Aquélla era una mañana fría de noviembre. Corrían los años 20 y ella, aunque todavía no lo sabía, acababa de tomar una decisión que cambiaría su vida para siempre.
Una suave niebla teñía las orillas del Sena y, poco a poco, París se despertaba.
Alice tomó su abrigo y salió a la calle dispuesta a dejar para siempre el horno de leña en el que trabajaba desde que llegó a la ciudad de la luz. Seis años. Seis largos años viviendo entre la humedad de su alcoba y el olor a mantequilla de los croissants. ¡No, ésa no era la clase de vida que quería llevar!
Entonces, recordó el viejo acordeón que su padre le enseñó a tocar cuando apenas era una niña. Lo sacó del baúl, lo desempolvó y se lo echó al hombro.
- Ma petite, reste ici.

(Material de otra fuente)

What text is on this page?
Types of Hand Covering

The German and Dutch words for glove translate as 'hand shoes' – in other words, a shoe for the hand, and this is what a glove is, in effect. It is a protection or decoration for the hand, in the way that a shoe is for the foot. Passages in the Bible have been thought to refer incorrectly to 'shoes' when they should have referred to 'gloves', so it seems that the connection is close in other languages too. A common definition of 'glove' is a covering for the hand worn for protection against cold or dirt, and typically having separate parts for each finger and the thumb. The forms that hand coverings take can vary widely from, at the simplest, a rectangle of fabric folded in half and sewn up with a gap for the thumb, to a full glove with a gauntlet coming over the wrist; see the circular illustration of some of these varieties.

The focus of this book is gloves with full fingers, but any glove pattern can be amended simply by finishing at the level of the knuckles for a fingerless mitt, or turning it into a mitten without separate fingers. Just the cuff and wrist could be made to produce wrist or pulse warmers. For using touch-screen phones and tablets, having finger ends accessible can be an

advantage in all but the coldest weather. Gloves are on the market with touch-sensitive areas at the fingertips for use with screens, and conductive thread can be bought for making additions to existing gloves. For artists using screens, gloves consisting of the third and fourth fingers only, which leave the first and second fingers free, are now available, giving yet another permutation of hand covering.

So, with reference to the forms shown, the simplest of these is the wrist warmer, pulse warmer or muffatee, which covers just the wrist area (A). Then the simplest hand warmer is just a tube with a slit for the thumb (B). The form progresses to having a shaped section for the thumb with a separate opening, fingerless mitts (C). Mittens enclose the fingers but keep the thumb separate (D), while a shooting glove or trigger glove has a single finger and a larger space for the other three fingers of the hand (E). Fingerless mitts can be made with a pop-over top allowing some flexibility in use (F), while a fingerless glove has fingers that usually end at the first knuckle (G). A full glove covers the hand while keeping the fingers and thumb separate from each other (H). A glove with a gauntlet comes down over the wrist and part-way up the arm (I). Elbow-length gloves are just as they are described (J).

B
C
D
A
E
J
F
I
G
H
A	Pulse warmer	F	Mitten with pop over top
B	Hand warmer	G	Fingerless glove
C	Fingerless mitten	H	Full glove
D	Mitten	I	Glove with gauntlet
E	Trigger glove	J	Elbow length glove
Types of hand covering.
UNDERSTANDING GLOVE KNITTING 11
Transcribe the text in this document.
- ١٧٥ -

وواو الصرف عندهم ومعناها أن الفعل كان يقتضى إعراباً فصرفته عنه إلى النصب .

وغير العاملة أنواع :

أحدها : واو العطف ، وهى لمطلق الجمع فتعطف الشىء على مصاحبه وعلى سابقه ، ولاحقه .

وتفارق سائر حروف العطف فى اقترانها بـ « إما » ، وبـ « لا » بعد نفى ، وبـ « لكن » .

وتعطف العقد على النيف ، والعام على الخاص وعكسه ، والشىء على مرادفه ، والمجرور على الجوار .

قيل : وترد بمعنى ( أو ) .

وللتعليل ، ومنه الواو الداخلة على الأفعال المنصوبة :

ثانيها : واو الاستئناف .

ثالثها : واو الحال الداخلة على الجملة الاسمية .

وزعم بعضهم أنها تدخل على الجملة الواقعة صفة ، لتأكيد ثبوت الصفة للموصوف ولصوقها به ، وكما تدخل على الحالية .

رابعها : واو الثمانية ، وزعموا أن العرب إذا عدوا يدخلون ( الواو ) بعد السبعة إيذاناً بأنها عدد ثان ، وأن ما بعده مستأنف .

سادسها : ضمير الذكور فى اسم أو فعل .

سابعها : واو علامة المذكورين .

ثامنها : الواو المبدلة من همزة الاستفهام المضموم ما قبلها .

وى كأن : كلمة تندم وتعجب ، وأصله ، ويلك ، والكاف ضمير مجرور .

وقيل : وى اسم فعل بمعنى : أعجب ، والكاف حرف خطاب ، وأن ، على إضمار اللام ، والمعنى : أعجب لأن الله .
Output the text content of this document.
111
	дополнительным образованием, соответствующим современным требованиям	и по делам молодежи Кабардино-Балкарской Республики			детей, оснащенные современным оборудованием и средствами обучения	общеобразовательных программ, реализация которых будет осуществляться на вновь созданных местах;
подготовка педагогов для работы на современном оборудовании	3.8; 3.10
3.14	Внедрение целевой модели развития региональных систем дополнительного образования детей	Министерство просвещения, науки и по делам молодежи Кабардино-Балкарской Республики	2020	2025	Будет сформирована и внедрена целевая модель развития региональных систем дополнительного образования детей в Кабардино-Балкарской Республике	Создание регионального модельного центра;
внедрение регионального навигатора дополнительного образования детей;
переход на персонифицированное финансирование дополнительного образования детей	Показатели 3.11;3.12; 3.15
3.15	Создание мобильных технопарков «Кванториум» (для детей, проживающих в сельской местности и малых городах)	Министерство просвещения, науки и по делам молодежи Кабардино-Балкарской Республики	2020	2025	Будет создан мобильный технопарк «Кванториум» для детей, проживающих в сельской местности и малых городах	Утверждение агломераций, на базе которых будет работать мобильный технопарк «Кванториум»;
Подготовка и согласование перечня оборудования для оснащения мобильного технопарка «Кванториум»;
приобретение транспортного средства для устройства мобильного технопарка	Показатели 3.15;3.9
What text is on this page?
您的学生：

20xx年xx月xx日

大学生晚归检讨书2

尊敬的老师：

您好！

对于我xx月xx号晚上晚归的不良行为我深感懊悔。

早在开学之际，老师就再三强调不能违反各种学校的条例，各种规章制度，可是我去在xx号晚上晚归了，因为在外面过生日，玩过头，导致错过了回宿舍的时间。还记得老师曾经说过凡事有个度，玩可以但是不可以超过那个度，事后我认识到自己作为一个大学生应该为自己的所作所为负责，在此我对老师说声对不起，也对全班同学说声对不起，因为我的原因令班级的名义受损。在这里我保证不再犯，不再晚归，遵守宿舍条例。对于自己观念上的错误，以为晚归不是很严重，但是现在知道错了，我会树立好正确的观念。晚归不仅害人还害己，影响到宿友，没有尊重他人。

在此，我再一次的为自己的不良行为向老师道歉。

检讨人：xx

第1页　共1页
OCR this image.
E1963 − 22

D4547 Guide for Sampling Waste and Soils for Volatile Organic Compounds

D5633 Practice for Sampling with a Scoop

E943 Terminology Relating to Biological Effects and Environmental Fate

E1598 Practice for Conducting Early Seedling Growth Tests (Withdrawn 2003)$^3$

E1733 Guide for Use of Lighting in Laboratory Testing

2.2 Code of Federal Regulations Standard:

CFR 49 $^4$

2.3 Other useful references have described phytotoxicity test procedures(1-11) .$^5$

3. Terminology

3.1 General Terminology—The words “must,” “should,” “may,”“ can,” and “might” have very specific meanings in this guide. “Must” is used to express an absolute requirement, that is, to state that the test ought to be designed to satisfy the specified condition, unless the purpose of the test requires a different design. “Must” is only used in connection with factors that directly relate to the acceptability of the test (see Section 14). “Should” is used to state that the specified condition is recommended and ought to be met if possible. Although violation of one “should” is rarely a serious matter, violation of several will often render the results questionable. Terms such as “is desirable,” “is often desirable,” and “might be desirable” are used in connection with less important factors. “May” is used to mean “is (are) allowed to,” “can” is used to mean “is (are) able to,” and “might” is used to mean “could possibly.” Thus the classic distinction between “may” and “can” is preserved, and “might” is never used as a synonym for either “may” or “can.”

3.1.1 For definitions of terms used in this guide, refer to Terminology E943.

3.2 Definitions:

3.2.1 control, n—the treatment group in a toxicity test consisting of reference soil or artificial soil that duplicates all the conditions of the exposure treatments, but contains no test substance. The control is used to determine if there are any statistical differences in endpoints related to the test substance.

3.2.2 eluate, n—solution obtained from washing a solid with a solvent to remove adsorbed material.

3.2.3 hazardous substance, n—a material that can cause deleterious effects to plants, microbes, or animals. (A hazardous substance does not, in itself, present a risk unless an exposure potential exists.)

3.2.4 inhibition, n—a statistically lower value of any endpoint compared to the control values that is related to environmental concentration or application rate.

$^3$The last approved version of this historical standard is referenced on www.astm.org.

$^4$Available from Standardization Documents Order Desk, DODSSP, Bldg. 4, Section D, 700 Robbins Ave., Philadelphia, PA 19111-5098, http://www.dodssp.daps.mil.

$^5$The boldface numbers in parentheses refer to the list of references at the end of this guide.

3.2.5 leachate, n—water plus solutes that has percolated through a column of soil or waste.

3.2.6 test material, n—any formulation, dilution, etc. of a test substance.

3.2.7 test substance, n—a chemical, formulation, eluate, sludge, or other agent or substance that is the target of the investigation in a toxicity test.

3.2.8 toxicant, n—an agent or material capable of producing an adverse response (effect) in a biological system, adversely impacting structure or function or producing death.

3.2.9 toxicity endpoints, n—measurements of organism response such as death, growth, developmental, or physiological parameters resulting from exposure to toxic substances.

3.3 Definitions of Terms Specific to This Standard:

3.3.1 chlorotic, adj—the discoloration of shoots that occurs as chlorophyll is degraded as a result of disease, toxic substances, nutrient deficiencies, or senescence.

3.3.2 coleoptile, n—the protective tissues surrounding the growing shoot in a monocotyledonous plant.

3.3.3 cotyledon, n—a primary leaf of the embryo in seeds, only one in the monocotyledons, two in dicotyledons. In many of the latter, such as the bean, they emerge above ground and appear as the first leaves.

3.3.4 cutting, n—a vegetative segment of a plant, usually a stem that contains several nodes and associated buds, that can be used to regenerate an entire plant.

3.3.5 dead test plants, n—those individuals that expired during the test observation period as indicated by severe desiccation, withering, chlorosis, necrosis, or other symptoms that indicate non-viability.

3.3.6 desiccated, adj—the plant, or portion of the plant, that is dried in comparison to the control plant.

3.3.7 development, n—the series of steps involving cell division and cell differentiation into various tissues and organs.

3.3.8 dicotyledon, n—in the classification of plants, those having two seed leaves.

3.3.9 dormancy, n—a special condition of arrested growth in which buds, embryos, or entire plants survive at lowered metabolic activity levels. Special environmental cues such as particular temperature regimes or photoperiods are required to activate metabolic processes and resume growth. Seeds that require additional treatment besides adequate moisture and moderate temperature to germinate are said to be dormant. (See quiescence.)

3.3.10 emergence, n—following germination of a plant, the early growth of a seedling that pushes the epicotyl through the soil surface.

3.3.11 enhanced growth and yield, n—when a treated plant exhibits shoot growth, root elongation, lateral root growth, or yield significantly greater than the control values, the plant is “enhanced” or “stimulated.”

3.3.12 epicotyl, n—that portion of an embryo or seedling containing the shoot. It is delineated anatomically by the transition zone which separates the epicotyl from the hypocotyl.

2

Tu es folle ou quoi!..Si non, tu vas devenir une femme facile.
- Non, mamma. Pas une femme facile. Plutôt une femme fatale. Je serai une femme fatale.
En esa discusión estaban cuando yo las encontré en un astillero a la orilla del Sena. Les sorprendió mi presencia porque los fotógrafos no acostumbrábamos a trabajar en ese extremo de la ciudad, industrial y gris.
No olvidaré nunca los ojos de aquella mujer, desafiantes y llenos de fuerza. Quise inmortalizar ese momento porque algo en mí me decía que lo iba a conseguir, que sería una femme fatale capaz de fulminar con la mirada.
Meses más tarde leí en los diarios que una joven de provincia había triunfado en la bohemia emergente de París. Decenas de pintores llegaban de todos los rincones del país para retratarla. Se compusieron canciones expresamente para ella e incluso el Folies Bergère se vistió de largo para verla actuar. Cocteau, Chagal, Eisenstein o Picasso fueron testigos de sus encantos dentro y fuera del escenario.
Ahora se llamaba Kiki.
Kiki de Montparnasse. La musa de los artistas. La estrella de Montmartre. El sueño de muchos hombres. La femme fatale...
Su fama creció como la espuma y duró mucho tiempo…pero eso ya es otra historia.
Muchas gracias a los que os habéis interesado por este tiempo de vacío en el blog. He pasado un tiempo sin internet y no me ha sido posible acceder a nada. Aprovecharé ahora, que ya estoy conectada de nuevo, para echar un ojo a vuestras entradas de estas semanas. Un beso a todos.